In other news, my March goal was apparently writing related (not checking my own blog means I sometimes forget). I took a class on narrative nonfiction in March and April, which was enjoyable, but I’m not sure if I’ll continue to work on the piece I developed now that the class is over.  In April, one of my poems was published in A Year In Ink: Vol 8 published by San Diego Writer’s Ink. It’s thrilling to see my name on the page, but it was a little scary to read it aloud at the release party. And now, I’m vaguely working on some fiction, which about is funny (to me) since I’m ready so much creative nonfiction right now.

One of the books I’ve been pouring through is Gretchen Rubin’s newest title, Better than Before on habits.

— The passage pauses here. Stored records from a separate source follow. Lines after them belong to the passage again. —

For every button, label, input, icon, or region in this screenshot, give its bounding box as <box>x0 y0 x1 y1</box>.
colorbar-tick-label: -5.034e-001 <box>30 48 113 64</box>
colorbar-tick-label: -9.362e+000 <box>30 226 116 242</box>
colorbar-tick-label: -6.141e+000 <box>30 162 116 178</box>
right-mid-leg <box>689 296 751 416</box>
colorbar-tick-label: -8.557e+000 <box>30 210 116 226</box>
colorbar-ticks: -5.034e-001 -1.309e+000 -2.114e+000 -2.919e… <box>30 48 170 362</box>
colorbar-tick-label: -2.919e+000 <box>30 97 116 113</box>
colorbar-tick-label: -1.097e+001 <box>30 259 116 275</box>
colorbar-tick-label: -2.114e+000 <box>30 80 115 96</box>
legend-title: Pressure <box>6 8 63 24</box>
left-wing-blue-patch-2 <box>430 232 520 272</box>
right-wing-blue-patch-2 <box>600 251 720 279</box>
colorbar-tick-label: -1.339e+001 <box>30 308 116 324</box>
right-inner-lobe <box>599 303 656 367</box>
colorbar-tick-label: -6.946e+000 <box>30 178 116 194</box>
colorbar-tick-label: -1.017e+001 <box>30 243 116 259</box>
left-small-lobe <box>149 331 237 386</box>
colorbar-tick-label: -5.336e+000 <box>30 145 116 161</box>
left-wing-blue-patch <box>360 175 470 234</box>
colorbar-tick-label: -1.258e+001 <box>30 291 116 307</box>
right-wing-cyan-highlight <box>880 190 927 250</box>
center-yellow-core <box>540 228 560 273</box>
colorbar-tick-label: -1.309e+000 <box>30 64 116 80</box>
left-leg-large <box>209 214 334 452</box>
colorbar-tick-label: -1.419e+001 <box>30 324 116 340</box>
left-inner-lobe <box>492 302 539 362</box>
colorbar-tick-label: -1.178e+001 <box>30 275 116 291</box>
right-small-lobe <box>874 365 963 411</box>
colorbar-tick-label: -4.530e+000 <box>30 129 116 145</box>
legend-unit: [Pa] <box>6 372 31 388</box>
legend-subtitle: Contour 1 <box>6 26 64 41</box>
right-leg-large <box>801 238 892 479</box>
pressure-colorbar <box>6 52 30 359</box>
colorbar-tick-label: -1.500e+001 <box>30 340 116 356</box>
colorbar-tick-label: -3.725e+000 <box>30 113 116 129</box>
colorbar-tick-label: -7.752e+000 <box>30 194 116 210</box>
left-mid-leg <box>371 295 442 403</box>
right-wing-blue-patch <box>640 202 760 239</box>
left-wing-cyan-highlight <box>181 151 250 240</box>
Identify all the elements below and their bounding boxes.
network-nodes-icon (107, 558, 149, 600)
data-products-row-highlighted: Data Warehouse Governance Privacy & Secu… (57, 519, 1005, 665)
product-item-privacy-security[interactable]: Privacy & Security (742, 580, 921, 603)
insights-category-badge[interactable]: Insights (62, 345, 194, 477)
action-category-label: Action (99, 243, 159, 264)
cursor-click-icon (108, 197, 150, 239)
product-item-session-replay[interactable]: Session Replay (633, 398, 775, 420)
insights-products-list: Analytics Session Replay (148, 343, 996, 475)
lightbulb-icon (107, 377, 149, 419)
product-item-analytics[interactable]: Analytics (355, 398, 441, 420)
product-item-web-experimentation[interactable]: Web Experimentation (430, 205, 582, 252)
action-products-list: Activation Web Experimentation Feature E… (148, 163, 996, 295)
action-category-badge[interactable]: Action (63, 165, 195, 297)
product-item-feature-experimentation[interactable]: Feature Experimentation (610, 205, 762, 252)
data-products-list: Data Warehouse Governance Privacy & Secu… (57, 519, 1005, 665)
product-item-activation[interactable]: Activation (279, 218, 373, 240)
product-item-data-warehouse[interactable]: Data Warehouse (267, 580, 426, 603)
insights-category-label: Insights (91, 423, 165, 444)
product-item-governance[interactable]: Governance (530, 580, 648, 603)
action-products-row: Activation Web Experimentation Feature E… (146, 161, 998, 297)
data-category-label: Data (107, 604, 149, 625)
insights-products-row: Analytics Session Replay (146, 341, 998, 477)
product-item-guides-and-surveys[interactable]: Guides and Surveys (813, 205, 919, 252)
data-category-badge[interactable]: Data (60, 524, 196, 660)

I love it, of course, since I love to make resolutions and habits and all that good stuff. Right now, I’m working on sleep: going to bed by 9:30 p.m. every night if I’m at home and working toward waking up consistently at 5:30 every morning so I have some time to write. Fortunately, Hillary Kitten is very supportive of this habit.

Other habits I’m developing (because I can’t read a whole book on habits and stop at just one!) are daily exercise and daily writing. You know, the usual suspects.

I have the next couple of days off before I start work, so hopefully I won’t forget my password and maybe you’ll hear from me sometime sooner than two months from now. We’ll see!

*Clarification: I had health insurance at the law office where I worked but no retirement, and I had retirement when I worked for G.S. previously, but no health insurance. Now I’ll have both! If there are other work related benefits, my generation knows nothing of them.